Vingt-cinq ans après les faits, l'ancien Premier ministre Edouard Balladur, 91 ans aujourd'hui, et son ex-ministre de la Défense François Léotard, 78 ans, doivent comparaître, à partir de ce mardi 19 janvier, devant la Cour de justice de la République pour leur rôle supposé dans le financement occulte de la campagne présidentielle de 1995. Il s'agit de l'un des volets de la tentaculaire affaire Karachi.
Les deux anciens commis de l'Etat doivent être jugés pour «complicité d'abus de biens sociaux», l'ancien Premier ministre devant être jugé, en sus, pour «recel» de ce délit.
A la veille de l'audience, la présence d'Edouard Balladur au premier jour de procès ne faisait guère de doute, ce dernier ayant assuré, par le biais de son avocat, être désireux de faire entendre sa voix.

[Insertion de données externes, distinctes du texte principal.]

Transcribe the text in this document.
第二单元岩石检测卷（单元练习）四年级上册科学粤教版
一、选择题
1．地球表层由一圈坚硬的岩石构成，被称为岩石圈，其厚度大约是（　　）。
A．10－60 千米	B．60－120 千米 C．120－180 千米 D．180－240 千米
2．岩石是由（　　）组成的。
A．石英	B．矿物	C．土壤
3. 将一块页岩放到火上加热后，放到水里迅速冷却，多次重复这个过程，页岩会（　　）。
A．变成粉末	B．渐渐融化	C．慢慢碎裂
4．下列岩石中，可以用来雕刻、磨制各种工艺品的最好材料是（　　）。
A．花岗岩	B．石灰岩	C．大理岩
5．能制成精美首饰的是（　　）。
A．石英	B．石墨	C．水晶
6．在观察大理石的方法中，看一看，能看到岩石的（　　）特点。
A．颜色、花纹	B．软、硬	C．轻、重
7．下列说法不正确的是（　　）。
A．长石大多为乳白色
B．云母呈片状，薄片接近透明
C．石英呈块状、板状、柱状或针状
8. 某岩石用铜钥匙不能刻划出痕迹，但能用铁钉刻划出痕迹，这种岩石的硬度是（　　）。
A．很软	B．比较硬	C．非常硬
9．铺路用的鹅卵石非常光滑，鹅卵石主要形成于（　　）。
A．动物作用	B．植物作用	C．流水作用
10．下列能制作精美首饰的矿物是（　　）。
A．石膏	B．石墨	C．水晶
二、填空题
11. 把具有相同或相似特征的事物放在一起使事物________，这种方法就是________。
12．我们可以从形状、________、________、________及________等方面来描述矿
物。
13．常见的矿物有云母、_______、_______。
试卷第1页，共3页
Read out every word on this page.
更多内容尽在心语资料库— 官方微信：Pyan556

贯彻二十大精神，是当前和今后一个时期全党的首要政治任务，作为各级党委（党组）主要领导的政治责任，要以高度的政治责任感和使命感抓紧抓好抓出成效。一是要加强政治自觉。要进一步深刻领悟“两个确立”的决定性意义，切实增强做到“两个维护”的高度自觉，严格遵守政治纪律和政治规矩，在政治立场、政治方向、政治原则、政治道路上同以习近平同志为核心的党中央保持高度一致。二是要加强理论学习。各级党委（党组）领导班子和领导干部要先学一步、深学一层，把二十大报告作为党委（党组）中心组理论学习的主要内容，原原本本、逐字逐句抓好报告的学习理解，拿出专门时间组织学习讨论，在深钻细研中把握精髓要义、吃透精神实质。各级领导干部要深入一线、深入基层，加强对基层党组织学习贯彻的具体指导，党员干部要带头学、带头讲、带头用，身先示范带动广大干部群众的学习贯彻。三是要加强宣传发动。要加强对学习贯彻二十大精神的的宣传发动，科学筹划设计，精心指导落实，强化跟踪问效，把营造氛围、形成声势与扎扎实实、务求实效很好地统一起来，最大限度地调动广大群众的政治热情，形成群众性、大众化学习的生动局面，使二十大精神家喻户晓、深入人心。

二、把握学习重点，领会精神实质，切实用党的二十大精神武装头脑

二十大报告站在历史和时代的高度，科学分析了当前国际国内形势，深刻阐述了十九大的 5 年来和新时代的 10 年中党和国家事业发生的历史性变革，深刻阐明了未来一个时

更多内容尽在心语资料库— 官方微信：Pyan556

Mais le procès restait toutefois sous la menace d'une suspension dès son ouverture dans la mesure où François Léotard a indiqué être malade et qu'il ne pourrait pas se rendre au tribunal, selon une source judiciaire.
La campagne de 1995 comme pierre angulaire
Reste que, ce mardi ou plus tard, lorsque le procès aura réellement lieu, la Cour aura à coeur de se plonger, à raison de trois après-midis par semaine, dans la mémorable campagne présidentielle de 1995.
A l'époque, après les deux septennats du président socialiste François Mitterrand, la droite est prête à tout pour revenir au pouvoir. Cela explique pourquoi, en coulisses, se joue une véritable guerre entre Jacques Chirac et celui qui a finalement décidé de se présenter contre lui, Edouard Balladur.
De cette période, Balladur verra ses rêves élyséens envolés malgré une honorable troisième place au premier tour avec 18,58 %. Restent des accusations persistantes selon lesquelles il aurait été à la manoeuvre d'un vaste système de rétrocommissions illégales portant sur d’importants contrats d’armement avec l’Arabie saoudite et le Pakistan destinées à renflouer ses comptes de campagne.
Dans le détail, l’enquête s’est plus particulièrement intéressée au versement de 10,2 millions de francs (environ 1,5 million d’euros) payés en une seule fois et en liquide, juste après sa défaite au premier tour.
Aucun financement occulte, assure Balladur
Le Premier ministre, qui va plaider la relaxe, estime notamment que les faits sont prescrits, mais il a toutefois toujours balayé la thèse d’un financement occulte, soutenant que cette somme provenait de la collecte de dons et de ventes de gadgets ou tee-shirts lors de meetings.
Dans cette affaire aux multiples ramifications, six autres protagonistes, dont l’intermédiaire Ziad Takieddine, avaient été condamnés il y a sept mois à des peines de deux à cinq ans de prison dans le volet dit «non-ministériel».
Or, dans le volet ministériel, l’enquête avait révélé une correspondance entre le dépôt des espèces et les voyages de Ziad Takieddine à Genève.
En 1995, les comptes de campagne d'Edouard Balladur avaient été validés de justesse par le Conseil constitutionnel.
La suite s'est inscrite dans l'attentat de Karachi, au Pakistan, le 8 mai 2002. A la suite du drame, les familles des victimes, parmi lesquelles se trouvaient 11 employés français de la Direction des constructions navales qui avaient perdu la vie, avaient porté plainte pour tenter de faire toute la lumière.
Si l'enquête avait au départ privilégie la piste d'al-Qaïda, elle s'en était progressivement éloignée pour explorer les supposés liens – jamais confirmés à ce jour – entre cette attaque et l’arrêt du versement des commissions après la victoire de Jacques Chirac à la présidentielle de 1995. Une enquête antiterroriste qui est d'ailleurs toujours en cours.